BAKERSFIELD, Calif. (KGET) — An oil worker who is severely injured from an explosion has been in and out of surgeries over the last several days.

Leo Andrade has been fighting for his life after an explosion at an abandoned oil well on Friday. His team was working to plug the well when something went wrong.

The explosion has shaken not just Leo Andrade’s family but the rest of the Bakersfield oil community.

“Our industry is a huge family,” Chad Hathaway the CEO of Hathaway LLC said. “It really puts a bad spot in everyone’s stomach because we are very very close as an industry.”

Chad Hathaway the CEO of Hathaway LLC explains what Andrade’s team was working on at the abandoned well.

“This is an idle well that was under the purview of the state of California and was permitted to be abandoned on an accelerated schedule,” Hathaway said. “So the well has to be completely cleaned all the way to the bottom of the well. Then it has to be plugged with cement over any open zones. The wellhead is cut off, it’s capped, inspected and buried.”

But something went wrong during the procedure. Whether it was a mechanical or human error we don’t know. We do know Andrade was blown off the platform he was working on.
Almost killing him in the process. His family recounts the heartbreaking moments after receiving the catastrophic news.

“I ran outside our house and I just buckled down,” Leo Andrade’s wife Danielle said. “I lost it. He’s my whole world. He’s loving, he’s patient you know and I just.. He’s just the light of my world.”

“When I got off the phone I just got on my knees and prayed,” Leo’s sister Bedalia Andrade said. “My baby was next to me and she was just basically hugging me like she knew. She was probably praying over me to keep it together and that’s what I did. I got on my knees and I pleaded with God to please be with him in that hospital bed.”

Families who have loved ones working in the oil industry shouldn’t be panicked about their safety, according to Hathaway. There is a risk as with most jobs operating around large machinery and high-pressure systems but safety measures are in place and disasters are rare.
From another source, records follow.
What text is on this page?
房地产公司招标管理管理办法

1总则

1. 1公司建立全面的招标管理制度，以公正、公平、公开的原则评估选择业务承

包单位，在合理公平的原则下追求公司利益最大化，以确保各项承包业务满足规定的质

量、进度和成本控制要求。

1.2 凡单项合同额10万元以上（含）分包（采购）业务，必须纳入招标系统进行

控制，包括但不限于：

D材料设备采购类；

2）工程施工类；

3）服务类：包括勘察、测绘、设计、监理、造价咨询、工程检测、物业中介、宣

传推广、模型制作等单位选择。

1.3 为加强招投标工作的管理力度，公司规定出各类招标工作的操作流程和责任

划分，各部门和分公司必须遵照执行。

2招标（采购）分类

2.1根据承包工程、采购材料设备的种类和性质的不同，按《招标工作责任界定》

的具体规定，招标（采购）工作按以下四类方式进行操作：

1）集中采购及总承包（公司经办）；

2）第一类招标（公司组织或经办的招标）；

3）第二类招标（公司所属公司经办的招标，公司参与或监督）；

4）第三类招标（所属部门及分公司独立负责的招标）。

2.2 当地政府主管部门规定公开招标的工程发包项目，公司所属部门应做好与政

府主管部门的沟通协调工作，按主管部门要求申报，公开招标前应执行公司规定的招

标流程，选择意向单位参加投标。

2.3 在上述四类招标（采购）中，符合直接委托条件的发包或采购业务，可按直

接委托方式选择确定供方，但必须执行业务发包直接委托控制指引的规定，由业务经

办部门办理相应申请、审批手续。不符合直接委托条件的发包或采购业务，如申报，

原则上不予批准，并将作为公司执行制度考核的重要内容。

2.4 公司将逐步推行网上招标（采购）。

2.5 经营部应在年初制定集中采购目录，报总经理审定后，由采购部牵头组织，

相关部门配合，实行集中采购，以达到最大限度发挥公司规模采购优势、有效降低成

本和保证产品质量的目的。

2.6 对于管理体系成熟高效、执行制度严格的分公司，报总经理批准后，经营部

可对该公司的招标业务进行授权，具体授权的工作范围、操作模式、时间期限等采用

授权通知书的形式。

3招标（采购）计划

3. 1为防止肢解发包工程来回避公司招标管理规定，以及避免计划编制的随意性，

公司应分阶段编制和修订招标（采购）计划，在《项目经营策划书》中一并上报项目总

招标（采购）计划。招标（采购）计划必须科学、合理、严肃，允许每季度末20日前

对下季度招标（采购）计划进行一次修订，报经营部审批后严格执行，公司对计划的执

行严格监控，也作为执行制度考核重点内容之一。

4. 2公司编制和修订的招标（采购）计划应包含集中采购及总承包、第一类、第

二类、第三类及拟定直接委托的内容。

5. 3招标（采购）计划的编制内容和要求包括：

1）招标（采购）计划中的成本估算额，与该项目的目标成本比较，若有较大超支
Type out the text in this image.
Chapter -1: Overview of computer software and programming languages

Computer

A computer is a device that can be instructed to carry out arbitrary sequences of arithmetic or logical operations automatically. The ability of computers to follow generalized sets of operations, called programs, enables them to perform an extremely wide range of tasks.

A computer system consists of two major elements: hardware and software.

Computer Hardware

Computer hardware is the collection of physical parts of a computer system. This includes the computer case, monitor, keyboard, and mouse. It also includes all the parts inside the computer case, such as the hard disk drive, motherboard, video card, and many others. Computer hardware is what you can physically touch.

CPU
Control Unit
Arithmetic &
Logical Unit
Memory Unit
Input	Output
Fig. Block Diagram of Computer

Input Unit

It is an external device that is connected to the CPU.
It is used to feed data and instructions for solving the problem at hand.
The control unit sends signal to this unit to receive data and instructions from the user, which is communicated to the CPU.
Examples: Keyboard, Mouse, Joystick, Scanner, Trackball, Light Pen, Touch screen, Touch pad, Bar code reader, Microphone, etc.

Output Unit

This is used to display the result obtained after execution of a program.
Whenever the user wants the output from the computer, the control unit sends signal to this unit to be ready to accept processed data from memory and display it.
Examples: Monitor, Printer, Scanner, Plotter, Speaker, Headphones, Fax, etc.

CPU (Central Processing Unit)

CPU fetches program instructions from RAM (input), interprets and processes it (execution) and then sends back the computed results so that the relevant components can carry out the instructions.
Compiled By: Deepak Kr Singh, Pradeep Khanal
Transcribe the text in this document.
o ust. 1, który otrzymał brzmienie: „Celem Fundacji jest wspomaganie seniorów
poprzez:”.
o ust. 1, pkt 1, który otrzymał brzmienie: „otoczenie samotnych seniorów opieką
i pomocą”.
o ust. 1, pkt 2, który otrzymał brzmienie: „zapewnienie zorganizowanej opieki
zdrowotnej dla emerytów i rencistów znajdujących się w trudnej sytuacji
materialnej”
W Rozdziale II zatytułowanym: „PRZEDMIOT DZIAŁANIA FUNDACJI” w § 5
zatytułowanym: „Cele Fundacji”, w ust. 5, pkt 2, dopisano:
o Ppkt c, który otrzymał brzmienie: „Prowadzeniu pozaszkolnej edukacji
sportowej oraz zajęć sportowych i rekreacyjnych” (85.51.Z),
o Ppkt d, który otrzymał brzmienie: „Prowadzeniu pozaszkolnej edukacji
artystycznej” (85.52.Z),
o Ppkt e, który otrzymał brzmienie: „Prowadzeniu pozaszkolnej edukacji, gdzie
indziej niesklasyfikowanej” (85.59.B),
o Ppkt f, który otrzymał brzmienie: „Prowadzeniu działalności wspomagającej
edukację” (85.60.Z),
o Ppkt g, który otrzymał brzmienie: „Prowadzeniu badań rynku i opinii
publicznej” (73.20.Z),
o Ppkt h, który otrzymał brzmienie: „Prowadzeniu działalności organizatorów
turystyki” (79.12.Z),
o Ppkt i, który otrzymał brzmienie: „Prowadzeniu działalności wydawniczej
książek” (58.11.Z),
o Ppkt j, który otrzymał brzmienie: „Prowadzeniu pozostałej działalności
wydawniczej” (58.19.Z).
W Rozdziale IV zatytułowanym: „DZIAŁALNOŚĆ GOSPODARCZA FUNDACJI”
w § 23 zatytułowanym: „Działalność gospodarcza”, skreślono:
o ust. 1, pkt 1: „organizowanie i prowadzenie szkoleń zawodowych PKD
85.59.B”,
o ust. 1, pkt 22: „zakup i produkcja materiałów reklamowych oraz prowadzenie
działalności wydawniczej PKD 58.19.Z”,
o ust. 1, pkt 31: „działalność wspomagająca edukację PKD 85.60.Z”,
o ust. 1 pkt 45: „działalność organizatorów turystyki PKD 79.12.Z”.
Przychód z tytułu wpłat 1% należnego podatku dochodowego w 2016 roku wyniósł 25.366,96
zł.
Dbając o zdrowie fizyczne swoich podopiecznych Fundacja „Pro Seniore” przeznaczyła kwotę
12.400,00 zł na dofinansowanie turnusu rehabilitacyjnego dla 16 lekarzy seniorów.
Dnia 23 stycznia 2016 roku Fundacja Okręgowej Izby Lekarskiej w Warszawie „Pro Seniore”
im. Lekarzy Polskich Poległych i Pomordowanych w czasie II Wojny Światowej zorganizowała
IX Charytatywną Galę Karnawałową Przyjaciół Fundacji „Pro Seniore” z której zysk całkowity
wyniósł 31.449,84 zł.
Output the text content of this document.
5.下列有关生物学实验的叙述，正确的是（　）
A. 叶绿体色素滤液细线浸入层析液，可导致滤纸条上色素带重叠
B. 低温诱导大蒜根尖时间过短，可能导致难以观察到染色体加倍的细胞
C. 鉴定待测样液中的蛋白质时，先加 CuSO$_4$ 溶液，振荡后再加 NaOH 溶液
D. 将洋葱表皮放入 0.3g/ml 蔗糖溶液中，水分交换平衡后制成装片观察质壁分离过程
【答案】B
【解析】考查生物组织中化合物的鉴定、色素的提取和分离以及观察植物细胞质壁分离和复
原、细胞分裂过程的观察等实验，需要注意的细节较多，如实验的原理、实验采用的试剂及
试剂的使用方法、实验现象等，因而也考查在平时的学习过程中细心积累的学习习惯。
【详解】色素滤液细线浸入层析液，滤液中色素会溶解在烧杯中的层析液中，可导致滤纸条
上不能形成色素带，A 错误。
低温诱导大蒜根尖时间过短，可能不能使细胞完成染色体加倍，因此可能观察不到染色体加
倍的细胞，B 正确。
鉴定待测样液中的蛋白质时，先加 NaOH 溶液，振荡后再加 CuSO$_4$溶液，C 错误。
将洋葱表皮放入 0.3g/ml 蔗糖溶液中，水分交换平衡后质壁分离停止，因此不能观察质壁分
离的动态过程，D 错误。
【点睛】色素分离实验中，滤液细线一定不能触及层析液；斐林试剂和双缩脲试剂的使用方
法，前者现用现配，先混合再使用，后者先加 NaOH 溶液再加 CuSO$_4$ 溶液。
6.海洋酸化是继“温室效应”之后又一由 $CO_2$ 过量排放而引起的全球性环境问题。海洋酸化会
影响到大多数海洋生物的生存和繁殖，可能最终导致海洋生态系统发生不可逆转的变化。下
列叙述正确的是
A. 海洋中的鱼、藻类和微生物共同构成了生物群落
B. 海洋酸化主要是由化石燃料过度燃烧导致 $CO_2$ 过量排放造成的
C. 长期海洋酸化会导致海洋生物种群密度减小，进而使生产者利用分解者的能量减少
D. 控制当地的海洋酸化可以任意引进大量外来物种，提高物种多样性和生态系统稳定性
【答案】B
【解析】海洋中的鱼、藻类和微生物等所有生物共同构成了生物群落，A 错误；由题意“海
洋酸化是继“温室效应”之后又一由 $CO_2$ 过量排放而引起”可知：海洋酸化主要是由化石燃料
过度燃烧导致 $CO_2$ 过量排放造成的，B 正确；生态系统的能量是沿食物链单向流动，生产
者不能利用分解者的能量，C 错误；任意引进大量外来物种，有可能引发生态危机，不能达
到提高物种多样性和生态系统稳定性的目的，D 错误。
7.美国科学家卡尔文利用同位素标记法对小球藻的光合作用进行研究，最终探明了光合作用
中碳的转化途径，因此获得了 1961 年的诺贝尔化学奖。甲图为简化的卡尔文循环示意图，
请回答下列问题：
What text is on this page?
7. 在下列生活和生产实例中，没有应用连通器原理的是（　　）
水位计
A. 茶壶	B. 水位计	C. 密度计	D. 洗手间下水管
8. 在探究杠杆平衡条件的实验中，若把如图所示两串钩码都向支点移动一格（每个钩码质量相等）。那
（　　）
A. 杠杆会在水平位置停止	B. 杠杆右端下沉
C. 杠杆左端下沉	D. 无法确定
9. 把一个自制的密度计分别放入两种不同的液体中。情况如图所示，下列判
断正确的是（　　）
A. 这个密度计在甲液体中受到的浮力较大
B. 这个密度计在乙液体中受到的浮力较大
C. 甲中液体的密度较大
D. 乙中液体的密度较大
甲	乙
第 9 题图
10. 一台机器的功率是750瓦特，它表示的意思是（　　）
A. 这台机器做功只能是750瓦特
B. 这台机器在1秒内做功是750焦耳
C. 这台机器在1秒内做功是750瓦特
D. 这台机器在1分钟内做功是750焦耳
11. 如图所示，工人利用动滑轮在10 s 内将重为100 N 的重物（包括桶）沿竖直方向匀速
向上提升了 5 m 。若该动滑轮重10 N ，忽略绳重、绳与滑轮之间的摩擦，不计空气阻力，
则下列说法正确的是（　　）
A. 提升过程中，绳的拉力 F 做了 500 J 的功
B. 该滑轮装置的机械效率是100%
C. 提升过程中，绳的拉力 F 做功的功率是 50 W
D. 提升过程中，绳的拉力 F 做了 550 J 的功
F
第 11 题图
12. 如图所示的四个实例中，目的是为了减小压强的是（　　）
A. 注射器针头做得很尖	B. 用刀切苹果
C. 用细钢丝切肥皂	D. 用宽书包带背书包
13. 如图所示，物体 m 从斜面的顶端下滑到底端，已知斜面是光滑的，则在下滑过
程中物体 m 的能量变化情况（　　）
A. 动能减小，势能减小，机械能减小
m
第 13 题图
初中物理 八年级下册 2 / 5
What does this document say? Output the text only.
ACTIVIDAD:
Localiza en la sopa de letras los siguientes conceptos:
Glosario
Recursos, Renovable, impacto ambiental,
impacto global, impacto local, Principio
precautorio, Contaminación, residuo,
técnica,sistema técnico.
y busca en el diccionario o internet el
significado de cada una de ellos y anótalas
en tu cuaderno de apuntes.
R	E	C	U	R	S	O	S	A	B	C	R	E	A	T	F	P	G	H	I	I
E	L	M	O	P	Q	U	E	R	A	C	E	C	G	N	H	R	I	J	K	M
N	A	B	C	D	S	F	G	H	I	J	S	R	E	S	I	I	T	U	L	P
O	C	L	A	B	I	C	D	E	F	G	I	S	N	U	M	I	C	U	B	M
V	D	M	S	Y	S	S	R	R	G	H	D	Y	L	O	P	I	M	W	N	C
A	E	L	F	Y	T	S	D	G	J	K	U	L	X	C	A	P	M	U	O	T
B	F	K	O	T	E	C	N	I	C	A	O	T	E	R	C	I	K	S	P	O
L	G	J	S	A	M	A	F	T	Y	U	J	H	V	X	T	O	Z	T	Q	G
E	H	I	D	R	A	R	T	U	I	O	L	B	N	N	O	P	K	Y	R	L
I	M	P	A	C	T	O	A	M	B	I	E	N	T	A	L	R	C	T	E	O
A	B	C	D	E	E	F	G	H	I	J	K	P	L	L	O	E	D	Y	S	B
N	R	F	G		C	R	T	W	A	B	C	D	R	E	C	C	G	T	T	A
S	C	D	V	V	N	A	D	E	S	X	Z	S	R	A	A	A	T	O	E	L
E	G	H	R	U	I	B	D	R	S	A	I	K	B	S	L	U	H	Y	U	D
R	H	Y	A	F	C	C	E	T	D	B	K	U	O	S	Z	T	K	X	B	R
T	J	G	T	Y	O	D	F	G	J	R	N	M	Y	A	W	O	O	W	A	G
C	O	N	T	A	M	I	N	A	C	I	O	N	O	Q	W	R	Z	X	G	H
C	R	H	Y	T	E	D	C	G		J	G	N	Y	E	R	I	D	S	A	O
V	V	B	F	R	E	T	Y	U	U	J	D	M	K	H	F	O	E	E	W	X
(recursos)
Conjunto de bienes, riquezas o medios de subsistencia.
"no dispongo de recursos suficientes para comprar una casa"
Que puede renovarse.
“It’s rare. I mean we have been pushed at an incredibly accelerated pace by the state of California to do this kind of work,” Hathaway said. “Things like that happen when you do things at an accelerated schedule. You know we have to sometimes do things that I think that in our business we wouldn’t do so quickly.”

Andrade’s family says they will only think of the best for Leo and continue to pray for his recovery.

“He’s really strong,” Leo’s cousin Jesus Espinoza said. “We all know that it’s going to be ok. Like somehow we know that God is with him.”

Leo Andrade’s wife Danielle told 17 News Leo’s surgeries all went well and all that’s left is to trust in God. They still ask for prayers from the community to help him with his recovery and ongoing procedures.